Poema da palavra exata
Eu dou-te uma palavra, e tu jogarás nela
e nela apostarás com determinação.
Seja a palavra “biltre”.
Talvez penses num cesto,
açafate de ráfia, prenhe de flores e frutos.
Talvez numa almofada num regaço
onde as mãos ágeis manobrando as linhas
as complicadas rendas vão tecendo.
Talvez num insecto de élitros metálicos
emergindo da terra empapada de chuva.
Talvez num jogo lúdico, numa esfera de vidro,
pequena, contra outra arremessada.
Talvez…
Mas não.
Biltre é um homem vil, infame e ordinário.
São assim as palavras.
Quem hoje me ensina, tardia e repentinamente, é este poeta, António Gedeão. Releio seu “Poema da palavra exata” depois de muito tê-lo lido. Depois de muitas aproximações. Depois de ter-me deitado com ele e levantado na manhã seguinte, inúmeras vezes, pensando ter conseguido degustá-lo em toda a sua extensão.
O poema parte da oferta de uma palavra: “Eu dou-te uma palavra e tu jogarás nela/e nela apostarás com determinação.” Pessoas são como palavras, e é isso que o poema descortina diante de mim, numa clareza que assusta: recebemos uma pessoa, e nela (nos) jogamos e apostamos com determinação.
“Seja a palavra biltre”, continua. Fala de uma palavra, o poema da palavra exata. A palavra biltre. E, como se fosse uma pessoa, a quem se confere beleza, sentido, forma, construímos significados em torno da sua sonoridade, da coloração mais ou menos esmaecida com que impregna o ar à nossa volta. Talvez biltre possa ser, diz Gedeão, um cesto prenhe de flores e frutos. Talvez uma almofada delicadamente amparada num regaço, onde mãos ágeis tecem complicadas rendas. Talvez um inseto a emergir suas metálicas antenas da terra empapada. Um jogo de bolas de vidro.
Uma palavra, como uma pessoa. A quem construímos, com a delicadeza da renda, uma atmosfera respirável. A quem dedicamos o pensamento atento. A quem queremos ver com os olhos que vêm o que talvez exista, sem nos preocuparmos de que a possibilidade se invente realidade. Porém, por vezes, a atmosfera é estéril. Enganosa. Nada nela respira, a não ser essa nossa dedicação e disposição. Porque talvez (e há tantos talvez nesse poema quantos talvez existam naquilo que vemos do outro) não haja frutos nesse cesto, talvez nem sequer cesto exista, nem regaço, muito menos amparo. Mas nós apostamos com determinação, porque a palavra-pessoa nos encanta, e como encantados agimos. Como encantados negamos as evidências que tentam romper a cortina translúcida atrás da qual se esconde a palavra-pessoa.
Não. “Biltre é um homem vil, infame e ordinário.” Nada do que lhe construímos altera a sua substância primordial, o seu caráter, a sua essência.

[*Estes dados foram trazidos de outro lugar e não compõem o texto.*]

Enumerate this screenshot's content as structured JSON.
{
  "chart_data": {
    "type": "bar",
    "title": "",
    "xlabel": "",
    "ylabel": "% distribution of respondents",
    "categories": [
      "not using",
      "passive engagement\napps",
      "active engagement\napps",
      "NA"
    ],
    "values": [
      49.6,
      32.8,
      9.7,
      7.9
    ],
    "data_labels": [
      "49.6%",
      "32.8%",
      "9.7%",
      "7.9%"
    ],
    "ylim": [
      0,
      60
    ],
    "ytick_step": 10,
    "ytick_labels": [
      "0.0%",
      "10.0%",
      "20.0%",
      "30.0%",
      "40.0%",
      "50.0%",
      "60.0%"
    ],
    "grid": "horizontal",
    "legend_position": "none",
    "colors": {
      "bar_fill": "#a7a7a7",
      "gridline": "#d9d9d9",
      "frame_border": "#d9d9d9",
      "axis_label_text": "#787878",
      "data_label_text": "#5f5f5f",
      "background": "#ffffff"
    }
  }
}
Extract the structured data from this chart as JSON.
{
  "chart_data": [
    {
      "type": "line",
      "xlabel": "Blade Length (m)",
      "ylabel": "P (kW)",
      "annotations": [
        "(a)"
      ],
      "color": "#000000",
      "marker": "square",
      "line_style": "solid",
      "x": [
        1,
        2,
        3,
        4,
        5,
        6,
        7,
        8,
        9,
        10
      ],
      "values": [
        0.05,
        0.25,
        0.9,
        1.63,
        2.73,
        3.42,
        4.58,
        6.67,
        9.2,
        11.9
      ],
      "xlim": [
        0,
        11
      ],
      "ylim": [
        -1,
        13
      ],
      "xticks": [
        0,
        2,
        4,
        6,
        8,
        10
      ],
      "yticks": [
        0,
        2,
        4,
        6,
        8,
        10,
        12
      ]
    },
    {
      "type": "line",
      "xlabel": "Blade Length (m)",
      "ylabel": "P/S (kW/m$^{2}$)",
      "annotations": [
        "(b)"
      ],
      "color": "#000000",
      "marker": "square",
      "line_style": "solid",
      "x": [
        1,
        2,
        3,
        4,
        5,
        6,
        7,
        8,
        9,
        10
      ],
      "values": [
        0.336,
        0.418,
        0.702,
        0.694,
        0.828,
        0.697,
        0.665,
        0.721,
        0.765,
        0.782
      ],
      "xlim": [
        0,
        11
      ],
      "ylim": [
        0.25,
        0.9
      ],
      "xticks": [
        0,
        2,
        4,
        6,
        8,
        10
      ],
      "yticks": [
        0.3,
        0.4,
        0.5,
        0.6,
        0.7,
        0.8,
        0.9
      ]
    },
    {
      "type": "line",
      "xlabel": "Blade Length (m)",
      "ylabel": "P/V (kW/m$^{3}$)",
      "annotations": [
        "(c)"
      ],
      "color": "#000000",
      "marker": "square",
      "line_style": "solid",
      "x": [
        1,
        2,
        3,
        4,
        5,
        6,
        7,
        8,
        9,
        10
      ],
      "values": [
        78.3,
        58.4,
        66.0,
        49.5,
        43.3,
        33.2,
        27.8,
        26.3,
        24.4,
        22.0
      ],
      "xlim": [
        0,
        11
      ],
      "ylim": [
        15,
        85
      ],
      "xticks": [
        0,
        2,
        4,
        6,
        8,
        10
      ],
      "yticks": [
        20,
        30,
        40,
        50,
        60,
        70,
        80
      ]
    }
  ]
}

Jamais poderá um biltre ser um delicado cesto, um amoroso colo, por muito que o amemos e lhe insuflemos ar puro. Nada fará com que um biltre deixe de ser aquilo que nasceu sendo. As pessoas, como as palavras, prestam-se aos talvez que lhes emprestamos. Talvez o sofrimento, talvez os revezes da vida, talvez o silêncio signifique palavra e a palavra signifique amor – e assim nos embrenhamos nas matas densas da ilusão.
Não. “Biltre é um homem, vil, infame e ordinário.” Temos dicionários que explicam as palavras. Que as tomam suspensas no ar da sua origem e as expõem, nuas e cruas e verdadeiras. Mas não há manuais de etimologia que nos elucidem as almas das pessoas, o seu passado, o lugar de onde vêm, o senhor a quem servem. E pensamos que o cheiro que sentimos ao encontrá-las é delas, e não do nosso próprio olfato. Pensamos que o gosto com que as degustamos é delas, e não da nossa capacidade de construir sabores.
Num susto, a palavra revela-se no poema, e a pessoa revela-se no dia. Porque, diz o poeta, “são assim as palavras”. Assim como as pessoas, que de repente se apresentam, como biltres vis, infames e ordinários. De repente reconhece-se a estatura e o peso das pessoas, e o alcance que tem essa palavra traiçoeira, reconhecer. Depois que os véus se rasgam, e que a confiança no talvez se desfaz, não há volta atrás. Aquilo que é, permanece no tempo.